# Inequality proof help

1. Oct 5, 2013

### synkk

Using only the axioms of arithmetic and order, show that:

for all x,y satisfy 0≤x, 0≤y and x≤y, then x.x ≤ y.y

I'm really lost on where to start, my attempt so far was this

as 0 <= x and 0 <= y, we have 0 <= xy from axiom (for all x,y,z x<=y and 0<=z, then x.z <=y.z). then we use the same axiom to get y.y >= 0, but not sure where to go from there

2. Oct 5, 2013

### Ray Vickson

There are several versions of the "axioms", so you need to tell us exactly what axioms you are given.

3. Oct 5, 2013

### gopher_p

Do you see how your axiom, when applied to the hypothesis that 0≤x, 0≤y and x≤y, gives you both x.x≤y.x and x.y≤y.y?

Do you see where to go from here?

4. Oct 6, 2013

### synkk

Thanks I got it from there.

How would I go about proving it the other way? I.e. if 0 <= x, 0 <= y, x.x <= y.y then x <= y? How would I prove that?
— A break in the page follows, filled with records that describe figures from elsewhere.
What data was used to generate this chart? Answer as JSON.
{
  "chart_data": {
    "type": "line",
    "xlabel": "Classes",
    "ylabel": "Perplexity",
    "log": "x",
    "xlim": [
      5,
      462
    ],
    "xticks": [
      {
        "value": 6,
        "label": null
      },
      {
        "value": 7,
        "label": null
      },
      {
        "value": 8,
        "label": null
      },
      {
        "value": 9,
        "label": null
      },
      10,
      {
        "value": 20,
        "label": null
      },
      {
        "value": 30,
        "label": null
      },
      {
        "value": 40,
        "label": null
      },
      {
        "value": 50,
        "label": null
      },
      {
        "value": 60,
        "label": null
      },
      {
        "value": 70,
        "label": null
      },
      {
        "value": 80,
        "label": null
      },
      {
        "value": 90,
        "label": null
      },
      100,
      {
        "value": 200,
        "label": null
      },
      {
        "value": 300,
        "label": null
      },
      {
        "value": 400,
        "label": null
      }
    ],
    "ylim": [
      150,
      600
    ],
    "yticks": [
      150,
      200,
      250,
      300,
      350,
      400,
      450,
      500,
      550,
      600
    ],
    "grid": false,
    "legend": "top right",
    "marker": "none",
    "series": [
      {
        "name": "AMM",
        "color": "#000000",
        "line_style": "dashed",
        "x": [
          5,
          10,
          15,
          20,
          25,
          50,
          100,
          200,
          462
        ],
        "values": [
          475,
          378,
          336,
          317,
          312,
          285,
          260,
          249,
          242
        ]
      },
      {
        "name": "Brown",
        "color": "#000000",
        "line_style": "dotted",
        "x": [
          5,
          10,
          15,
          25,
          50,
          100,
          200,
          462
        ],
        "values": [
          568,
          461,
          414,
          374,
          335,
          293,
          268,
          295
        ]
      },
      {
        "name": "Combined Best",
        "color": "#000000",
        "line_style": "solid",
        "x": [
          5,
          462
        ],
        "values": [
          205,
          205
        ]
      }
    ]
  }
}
I have gotten to (x-y).(x-y) <= 0 but not sure how to actually prove it using the axioms which are:

A1 (x+y)+z = x+(y+z)
A2 x + y = y + x
A3 x + 0 = x for all x
A3 x + (-x) = 0
A5 x.(y.z) = (x.y).z
A6 x.y = y.x
A7 x.1 = x
A8 x.x^(-1) = 1
A9 x.(y+z) = (x.y) +(x.z)

A10 x<=y or y<=x for all x,y
A11 if x<=y and y <=x then x = y
A12 x<=y and y <=z then x<=z
A13 x<=y then x + z <= y + z
A14 x<=y and 0<=z then x.z <=y.z

5. Oct 6, 2013

### gopher_p

I think the easiest way to prove this is by contradiction.

If you want to try this, I think it'd be easier to start with $0\leq y^2-x^2=(y+x)(y-x)$.

Last edited: Oct 6, 2013